If you take out the non-survival group, the 36 percent who died, or the ADL five and six, which is roughly similar to the institutional group, you are talking about almost 35 percent survivors, who improved in terms of functional status. Some of the preliminary analyses suggest that for people at that impairment level, there may be two types of processes. One, they really have an acute problem like hip fracture which causes the 90 day impairment but they are rehabilitative versus something like an Alzheimer's condition, or a stroke, where you would figure the capacity of rehabilitation is less and the damage might be more permanent.

You are finding rehabilitation potential at the younger ages, at the higher disability levels, which is consistent with what one would expect.

We talked about the fact that these are linked to the Medicare service use files.

Those represent the continuous service use over a 5-6 year period; and the question is how do you relate those to the information on the survey data. One way to do this is to utilize various types of simple life table models as a way of adjusting for various types of sensory and competing risk effects.

One could think that if one were already in the SNF that certain types of hospitalization would not occur. In that sense the amount of time spent in the SNF would reduce the exposure time for hospitalization.

Likewise, death is also clearly a censoring event. If somebody is very ill, and then dies early in the year after measurement, then their exposure time for service use is greatly truncated. By recombining the exposure within a given interval, using life table methods, you can adjust for the exposure time differences.

Remember I talked about the non-completers for the high mortality rate. They also tend to be people staying in the hospital the longest time. In other words, the proportion staying in the hospital each length of stay tends to remain higher. They are a very high service use group.

People who are not chronically disabled are staying in the hospital shorter times than people with chronic disability.

My basic point is that one can think not only of analyzing changes in the survey characteristics but of linking those survey characteristics to the continuous services and conducting combined analyses to get some rather rich types of analyses on Medicare service use of a functional status for nationally representative population.

QUESTION: Did you keep track of ADL people that had the same or different impairments?

KENNETH MANTON: In the sample record, you will have all the survey responses, so you will have the ADL's on both dates, and you can see changes, not only in level but in type of ADL.

KORBIN LIU: We used a simple summated Katz ADL score. The reason we tried it this way was in part, because a lot of nursing home studies had looked at the Katz hierarchy and how it correlated with an ADL sum. For example, Pete Shaughnessy did that at the University of Colorado, with multiple samples of nursing home patients, and found a very high correlation between the two.

KENNETH MANTON: We wanted to look at certain types of intervention scenarios, in terms of health status changes. For that type of projection work, it was useful to have a summary score indicating disability level.

QUESTION: Could you give us any traps or problems with the data that you have come upon that might not be apparent to somebody just starting out?

KENNETH MANTON: We mentioned the date at which the survey is sample frozen or the interview date. You have got to be a bit careful about that because that can have a major impact in terms of interpreting certain types of changes.

There are probably lots of questions in terms of instrumentation.
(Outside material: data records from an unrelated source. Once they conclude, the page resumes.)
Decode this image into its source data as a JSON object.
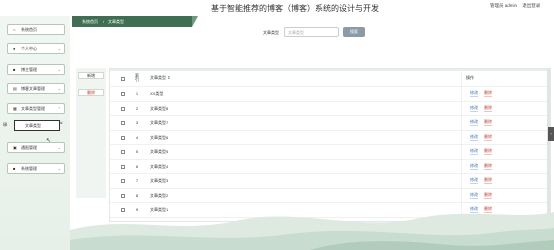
{
  "app_title": "基于智能推荐的博客（博客）系统的设计与开发",
  "top_right": {
    "admin_label": "管理员 admin",
    "logout_label": "退出登录"
  },
  "sidebar": {
    "items": [
      {
        "label": "系统首页",
        "icon": "home-icon"
      },
      {
        "label": "个人中心",
        "icon": "user-icon"
      },
      {
        "label": "博主管理",
        "icon": "blogger-icon"
      },
      {
        "label": "博客文章管理",
        "icon": "article-icon"
      },
      {
        "label": "文章类型管理",
        "icon": "category-icon"
      },
      {
        "label": "通报管理",
        "icon": "notice-icon"
      },
      {
        "label": "系统管理",
        "icon": "settings-icon"
      }
    ],
    "submenu": {
      "label": "文章类型"
    }
  },
  "breadcrumb": {
    "home": "系统首页",
    "separator": "/",
    "current": "文章类型"
  },
  "search": {
    "label": "文章类型",
    "placeholder": "文章类型",
    "button": "搜索"
  },
  "actions": {
    "add": "新增",
    "delete": "删除"
  },
  "table": {
    "headers": {
      "index": "索引",
      "name": "文章类型",
      "sort_icon": "⇕",
      "operation": "操作"
    },
    "rows": [
      {
        "index": "1",
        "name": "XX类型"
      },
      {
        "index": "2",
        "name": "文章类型8"
      },
      {
        "index": "3",
        "name": "文章类型7"
      },
      {
        "index": "4",
        "name": "文章类型6"
      },
      {
        "index": "5",
        "name": "文章类型5"
      },
      {
        "index": "6",
        "name": "文章类型4"
      },
      {
        "index": "7",
        "name": "文章类型3"
      },
      {
        "index": "8",
        "name": "文章类型2"
      },
      {
        "index": "9",
        "name": "文章类型1"
      }
    ],
    "edit_label": "修改",
    "delete_label": "删除"
  },
  "colors": {
    "accent": "#3f6e53",
    "sidebar_bg": "#e6f0e8",
    "edit": "#3d73b8",
    "delete": "#c0392b"
  }
}
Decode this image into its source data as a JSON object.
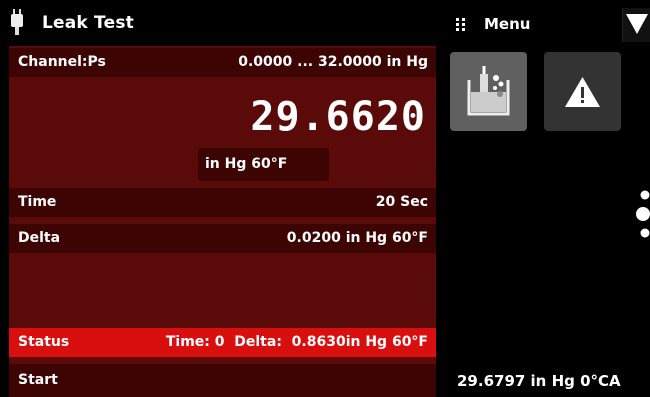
{
  "header": {
    "title": "Leak Test",
    "menu_label": "Menu"
  },
  "channel": {
    "label": "Channel:Ps",
    "range": "0.0000 ... 32.0000 in Hg"
  },
  "reading": {
    "value": "29.6620",
    "unit": "in Hg 60°F"
  },
  "time": {
    "label": "Time",
    "value": "20 Sec"
  },
  "delta": {
    "label": "Delta",
    "value": "0.0200 in Hg 60°F"
  },
  "status": {
    "label": "Status",
    "value": "Time: 0  Delta:  0.8630in Hg 60°F"
  },
  "start": {
    "label": "Start"
  },
  "side": {
    "tiles": [
      {
        "icon": "leak-test-icon"
      },
      {
        "icon": "warning-icon"
      }
    ],
    "bottom_reading": "29.6797 in Hg 0°CA"
  },
  "colors": {
    "panel": "#5b0a0a",
    "row": "#3d0404",
    "status_bar": "#d90f0f",
    "tile_active": "#606060",
    "tile_inactive": "#333333"
  }
}
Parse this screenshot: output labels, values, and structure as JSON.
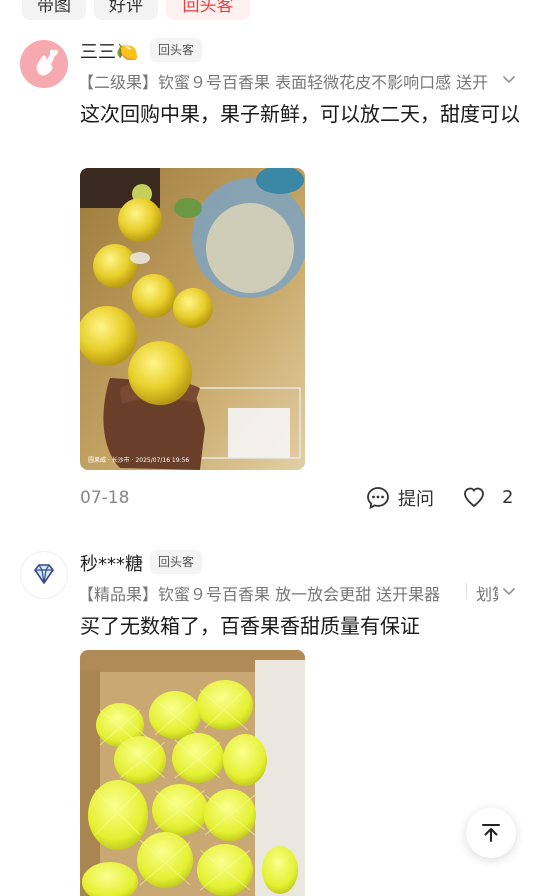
{
  "tabs": [
    {
      "label": "带图",
      "active": false
    },
    {
      "label": "好评",
      "active": false
    },
    {
      "label": "回头客",
      "active": true
    }
  ],
  "reviews": [
    {
      "user": "三三🍋",
      "badge": "回头客",
      "spec": "【二级果】钦蜜９号百香果 表面轻微花皮不影响口感 送开",
      "text": "这次回购中果，果子新鲜，可以放二天，甜度可以",
      "photo_watermark": "圆果威 · 长沙市 · 2025/07/16 19:56",
      "date": "07-18",
      "ask_label": "提问",
      "likes": "2"
    },
    {
      "user": "秒***糖",
      "badge": "回头客",
      "spec": "【精品果】钦蜜９号百香果 放一放会更甜 送开果器",
      "spec_more": "划算",
      "text": "买了无数箱了，百香果香甜质量有保证"
    }
  ],
  "colors": {
    "accent": "#e8403e",
    "avatar1": "#f7a9b0",
    "avatar2_icon": "#3a4a8a"
  },
  "icons": {
    "ask": "question-bubble-icon",
    "like": "heart-icon",
    "scroll_top": "arrow-up-to-top-icon"
  }
}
There are 29 medical conditions and they break down in 17 and 12, roughly, in terms of events that occurred within the last 12 months. There was a question 13 where they used a certain re-code list, where there were questions about what conditions caused disability. Some of the re-code lists would have made It difficult, for example, to get hip fractures out from other types of fractures.

The senile diagnosis that is based on proxy response is manifestly cognitive impairment. Other causes are the Alzheimer's related disorder question versus just general cognitive impairment, plus social factors and medication which can cause degradation of cognitive impairment. Trying to disentangle that complexity gets to be a knotty problem.

You have got behavioral problems in there. For certain types of measures that are softer you have to look at multiple indicators. The instrument is rich enough that you do have some consistency checks. For example, out-of-pocket payment at times was a questionable variable, but it seemed to make sense both within the survey, and also in terms of other ancillary data.

We tried to do some things that would determine measures of unmet need. Depending upon how that was defined, we could have broadly different numbers. The incontinence question could mean you increase your numbers by a factor of five or six. Was incontinence an unmet need, in the sense of what we could do to meet that problem? Clearly they had a problem, and there was discomfort in whatever involved. Maybe for urinary incontinence someone could do something but maybe not for bowel. There are questions of definition, if you are talking about new technology or surgical procedures that you could cure the bowel incontinence, so that might be relevant.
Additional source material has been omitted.